Innovation

What’s New At CES Isn’t Always What’s Really Good

CES

No organization or person has a lock on the future, and that applies to the big global event that starts next week in Las Vegas — the annual CES show, going strong after more than a half century.

CES is one of the year’s biggest and most important global events for those interested not only in consumer technology, but associated trends in payments and commerce. The devices and processes displayed at the show sometimes work their way in the consumer mainstream. The ideas expressed there, and the connections made, also have an impact, even if it tends to unfold over the longer term and in relatively quiet ways. It can be hard to break through the PR and marketing hype that envelops CES in an energetic glow, but we here at PYMNTS are up to the challenge so that our readers can have a better handle on what will happen at this year’s CES, which runs from Jan. 7 to Jan. 10, and what to expect in the months and years after.

Imagination vs. Reality

One of the main lessons of CES, perhaps, is that things often look better on maps — that is, the promise of something, or how something appears in the imagination, can be much more interesting than the actual reality.  Who can forgot the excitement around, say, virtual reality (VR) and even Oculus Rift from past CES shows? People are still talking about VR, of course — and will keep doing so at the 2020 CES show — but even now, the CES promise of VR seems like some overhyped dream, a marketing exercise that has yet to pay off. That’s hardly the worst of it, of course.

After all, virtual reality has serious energy behind it — look at the history of technology and you will find numerous examples of things taking a long time to gain traction, with that traction often coming in unexpected ways. But at this point in human history — and we say this with reasonable humbleness — there seems little reason to bet on past CES-displayed products such as a TV that, in the words of one writer, “wants nothing more than to be a wall,” or the Apple Pippin gaming console. That tech, according to a CES hall of shame write-up courtesy of TheStreet, was introduced in the go-go 1990s. “Apple sold only 10,000 Pippin consoles,” according to that report, “and the entire project was considered a colossal failure.”

Odd Entries

Products can be off-puttingly odd, too, and that is certainly the case at CES every year. Last year, show attendees had a chance to see a robot play Ping Pong, a hands-free, mobile-app enabled breast pump, and wearables that supposedly can reduce stress, according to one account. Weirdness doesn’t guarantee failure, but it potentially puts another obstacle on the long, expensive, frustrating path to tech success.

We don’t mean to suggest that CES serves mainly as a pre-party for product failure. Success is bred there, to use the terminology of the inspirational marketing industry. As homes get smarter, for instance — mainly by connecting to the Internet of Things, and become hot centers of commerce, as PYMNTS research and reportage has confirmed — smart outlets and other products are reportedly finding a path from CES to store and online shelves. Other potential and real success stories come from the world of power charges and, yes, even smart glasses — the spectacular failure so far of Google’s smart glasses products doesn’t seem to have dissuaded other players.
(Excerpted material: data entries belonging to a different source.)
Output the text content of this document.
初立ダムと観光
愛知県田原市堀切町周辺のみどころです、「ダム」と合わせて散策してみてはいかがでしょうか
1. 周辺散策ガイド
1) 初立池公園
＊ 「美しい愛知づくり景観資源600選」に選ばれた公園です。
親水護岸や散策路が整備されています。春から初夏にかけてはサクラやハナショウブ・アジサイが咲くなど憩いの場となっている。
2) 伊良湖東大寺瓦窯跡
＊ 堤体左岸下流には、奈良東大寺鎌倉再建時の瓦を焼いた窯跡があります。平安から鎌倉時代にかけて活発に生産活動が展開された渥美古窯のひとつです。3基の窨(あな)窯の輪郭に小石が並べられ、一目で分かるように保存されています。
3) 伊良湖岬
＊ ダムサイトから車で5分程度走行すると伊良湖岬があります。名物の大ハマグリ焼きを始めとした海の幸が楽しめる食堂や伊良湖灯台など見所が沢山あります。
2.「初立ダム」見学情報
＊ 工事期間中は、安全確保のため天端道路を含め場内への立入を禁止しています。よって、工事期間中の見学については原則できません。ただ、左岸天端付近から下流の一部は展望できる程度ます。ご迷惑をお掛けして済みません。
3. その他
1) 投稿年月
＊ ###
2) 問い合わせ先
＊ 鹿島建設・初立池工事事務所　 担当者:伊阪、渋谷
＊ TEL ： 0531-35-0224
Go back further into the history of CES — mind you, the show is only one part of the complex, usually drawn-out process of tech innovation, deployment and acceptance — and you find strong evidence for the positive impact the show has had for such technologies as compact discs, HD TV, satellite radio, 3D printing and even VCRs (which, we must remember, were all the rage for a relatively decent amount of time).

5G and Automobiles

Let’s get back to 2020, though.

Of all the near- and half-certainties of this year’s show, one that stands out — one that has captured the attention of observers and is even supported by PYMNTS research — is how the historic transformation in automotive technology will be represented at this year’s event in Las Vegas. CES promises to dig into that general topic as the automobile industry, along with Big Tech and various other players, rush to build the new future of automobile transportation. The show in Las Vegas in early January will include programs designed to explore the next steps for autonomous private and public transportation — autonomous freight also promises to play a big role — and how such technology will itself connect to other digital ecosystems and services, which is among the biggest challenges and opportunities for this brand new decade.

In fact, CES has arguably become one of the biggest annual auto events in the world. But all technologies are connected — especially these days — and the rise of auto at CES comes amid the rise of 5G mobile network technology there, and outside the walls of the conference areas. 5G, after all, is probably going to be key to the rise of connected commutes and autonomous driving, and experts are predicting a big 5G splash this year at the 2020 CES — even with notable exceptions. As one publication put it, “CES isn’t traditionally a phone show, but there are always a few — usually to demo new technologies like in-screen fingerprint sensors, and some companies might discuss their plans for 5G phones. Samsung and Apple stay away from CES, so it’s a place where smaller players can get a chance to grab some attention.”

This is just a brief look at the dense, crowded event that is CES. Who really knows what will gain speed coming out of this year’s show? Even so, it’s not hard to have at least a few general ideas.